Soil microbes drive many agroecosystem functions that dictate crop productivity, environmental outcomes, and management costs. Chapter 2 introduces microbial husbandry, a framework to manage soil microbes by creating soil conditions that allow critical taxa to thrive. Subsequent chapters apply microbial husbandry to nutrient cycling under maize (Zea mays L.) using a model system, ridge tillage and rye cover cropping (Secale cereale L.). We tested hypotheses with Bayesian structural equation modeling. In Chapter 3, arbuscular mycorrhizal fungi (AMF) insured against early season phosphorus (P) deficiency: AMF contributed to 40% higher maize P uptake in ridge till, at a 7% growth cost. Managers may increase P uptake by reducing physical disturbance to increase AMF abundance, and by increasing bulk density beyond levels in chisel plow. For Chapter 4, we wrote pyroots, a Python computer vision module, to measure roots and fungal hyphae in environmental samples cheaply and reproducibly (Appendix A; www.github.com/pme1123/pyroots).
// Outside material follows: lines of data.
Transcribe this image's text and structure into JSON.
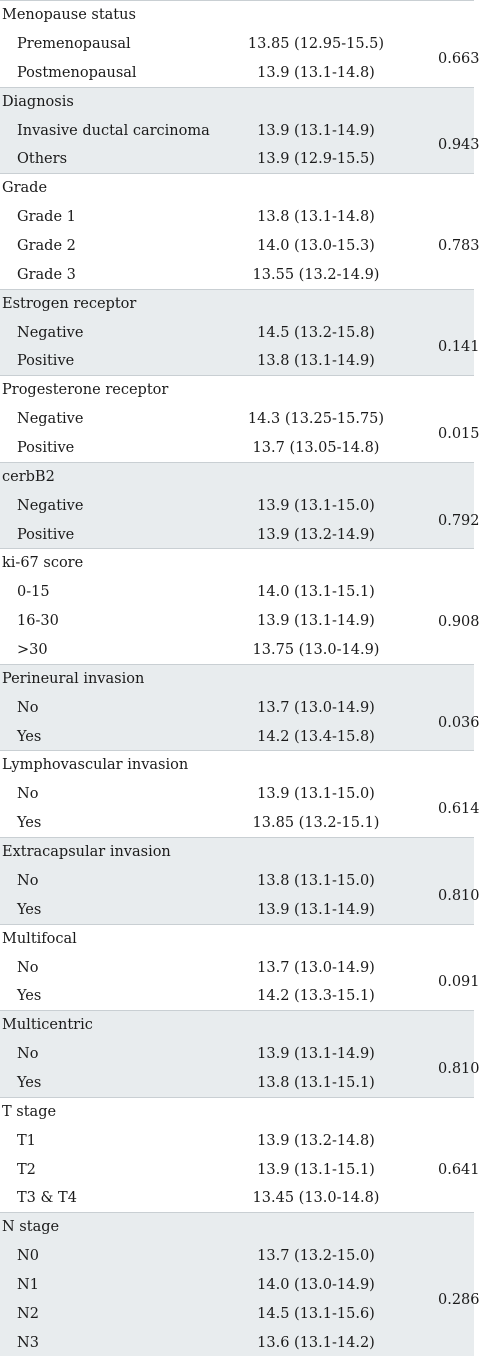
{
  "groups": [
    {
      "title": "Menopause status",
      "p": "0.663",
      "rows": [
        {
          "label": "Premenopausal",
          "value": "13.85 (12.95-15.5)"
        },
        {
          "label": "Postmenopausal",
          "value": "13.9 (13.1-14.8)"
        }
      ]
    },
    {
      "title": "Diagnosis",
      "p": "0.943",
      "rows": [
        {
          "label": "Invasive ductal carcinoma",
          "value": "13.9 (13.1-14.9)"
        },
        {
          "label": "Others",
          "value": "13.9 (12.9-15.5)"
        }
      ]
    },
    {
      "title": "Grade",
      "p": "0.783",
      "rows": [
        {
          "label": "Grade 1",
          "value": "13.8 (13.1-14.8)"
        },
        {
          "label": "Grade 2",
          "value": "14.0 (13.0-15.3)"
        },
        {
          "label": "Grade 3",
          "value": "13.55 (13.2-14.9)"
        }
      ]
    },
    {
      "title": "Estrogen receptor",
      "p": "0.141",
      "rows": [
        {
          "label": "Negative",
          "value": "14.5 (13.2-15.8)"
        },
        {
          "label": "Positive",
          "value": "13.8 (13.1-14.9)"
        }
      ]
    },
    {
      "title": "Progesterone receptor",
      "p": "0.015",
      "rows": [
        {
          "label": "Negative",
          "value": "14.3 (13.25-15.75)"
        },
        {
          "label": "Positive",
          "value": "13.7 (13.05-14.8)"
        }
      ]
    },
    {
      "title": "cerbB2",
      "p": "0.792",
      "rows": [
        {
          "label": "Negative",
          "value": "13.9 (13.1-15.0)"
        },
        {
          "label": "Positive",
          "value": "13.9 (13.2-14.9)"
        }
      ]
    },
    {
      "title": "ki-67 score",
      "p": "0.908",
      "rows": [
        {
          "label": "0-15",
          "value": "14.0 (13.1-15.1)"
        },
        {
          "label": "16-30",
          "value": "13.9 (13.1-14.9)"
        },
        {
          "label": ">30",
          "value": "13.75 (13.0-14.9)"
        }
      ]
    },
    {
      "title": "Perineural invasion",
      "p": "0.036",
      "rows": [
        {
          "label": "No",
          "value": "13.7 (13.0-14.9)"
        },
        {
          "label": "Yes",
          "value": "14.2 (13.4-15.8)"
        }
      ]
    },
    {
      "title": "Lymphovascular invasion",
      "p": "0.614",
      "rows": [
        {
          "label": "No",
          "value": "13.9 (13.1-15.0)"
        },
        {
          "label": "Yes",
          "value": "13.85 (13.2-15.1)"
        }
      ]
    },
    {
      "title": "Extracapsular invasion",
      "p": "0.810",
      "rows": [
        {
          "label": "No",
          "value": "13.8 (13.1-15.0)"
        },
        {
          "label": "Yes",
          "value": "13.9 (13.1-14.9)"
        }
      ]
    },
    {
      "title": "Multifocal",
      "p": "0.091",
      "rows": [
        {
          "label": "No",
          "value": "13.7 (13.0-14.9)"
        },
        {
          "label": "Yes",
          "value": "14.2 (13.3-15.1)"
        }
      ]
    },
    {
      "title": "Multicentric",
      "p": "0.810",
      "rows": [
        {
          "label": "No",
          "value": "13.9 (13.1-14.9)"
        },
        {
          "label": "Yes",
          "value": "13.8 (13.1-15.1)"
        }
      ]
    },
    {
      "title": "T stage",
      "p": "0.641",
      "rows": [
        {
          "label": "T1",
          "value": "13.9 (13.2-14.8)"
        },
        {
          "label": "T2",
          "value": "13.9 (13.1-15.1)"
        },
        {
          "label": "T3 & T4",
          "value": "13.45 (13.0-14.8)"
        }
      ]
    },
    {
      "title": "N stage",
      "p": "0.286",
      "rows": [
        {
          "label": "N0",
          "value": "13.7 (13.2-15.0)"
        },
        {
          "label": "N1",
          "value": "14.0 (13.0-14.9)"
        },
        {
          "label": "N2",
          "value": "14.5 (13.1-15.6)"
        },
        {
          "label": "N3",
          "value": "13.6 (13.1-14.2)"
        }
      ]
    }
  ]
}
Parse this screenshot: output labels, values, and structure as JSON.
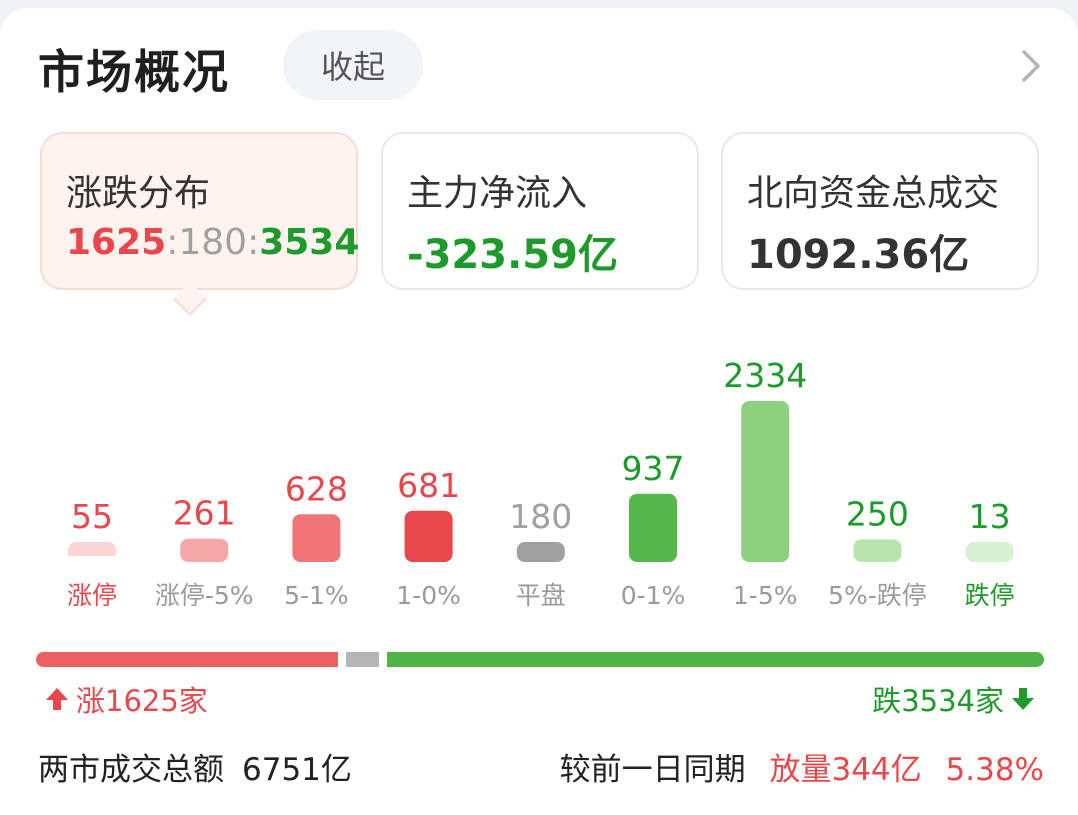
{
  "header": {
    "title": "市场概况",
    "collapse_label": "收起"
  },
  "stats": [
    {
      "label": "涨跌分布",
      "up": "1625",
      "sep1": ":",
      "flat": "180",
      "sep2": ":",
      "down": "3534"
    },
    {
      "label": "主力净流入",
      "value": "-323.59亿"
    },
    {
      "label": "北向资金总成交",
      "value": "1092.36亿"
    }
  ],
  "colors": {
    "up": "#e8474c",
    "down": "#1e9a2c",
    "flat": "#9e9e9e"
  },
  "chart_data": {
    "type": "bar",
    "categories": [
      "涨停",
      "涨停-5%",
      "5-1%",
      "1-0%",
      "平盘",
      "0-1%",
      "1-5%",
      "5%-跌停",
      "跌停"
    ],
    "values": [
      55,
      261,
      628,
      681,
      180,
      937,
      2334,
      250,
      13
    ],
    "bar_colors": [
      "#fdd5d5",
      "#f5a7a8",
      "#ef7576",
      "#e8474c",
      "#a0a0a0",
      "#55b84a",
      "#8dd07e",
      "#b8e4b0",
      "#d9f0d5"
    ],
    "value_colors": [
      "#e8474c",
      "#e8474c",
      "#e8474c",
      "#e8474c",
      "#a0a0a0",
      "#1e9a2c",
      "#1e9a2c",
      "#1e9a2c",
      "#1e9a2c"
    ],
    "label_colors": [
      "#e8474c",
      "#9a9a9a",
      "#9a9a9a",
      "#9a9a9a",
      "#9a9a9a",
      "#9a9a9a",
      "#9a9a9a",
      "#9a9a9a",
      "#1e9a2c"
    ]
  },
  "ratio": {
    "up": 1625,
    "flat": 180,
    "down": 3534
  },
  "summary": {
    "up_text": "涨1625家",
    "down_text": "跌3534家"
  },
  "footer": {
    "turnover_label": "两市成交总额",
    "turnover_value": "6751亿",
    "compare_label": "较前一日同期",
    "compare_change": "放量344亿",
    "compare_pct": "5.38%"
  }
}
We also reported the first AMF hyphal length density values at 60 cm depth. Hyphal growth was independent of maize root growth, which suggests roots and hyphae can be managed independently. In Chapter 5, filamentous fungi acquired as much mineral nitrogen (N) as maize roots over five weeks after planting. While most root N uptake occurred in rows, fungal uptake occurred in both rows and inter-rows. Managers may encourage fungal N uptake without competing with crop needs by concentrating crop residue in the inter-rows. Overall, microbial husbandry helped us manage competing microbial functions simultaneously: nutrient provisioning in rows, and fertility building in inter-rows. Context-appropriate management tools can create soil conditions that enable microbes to perform these functions.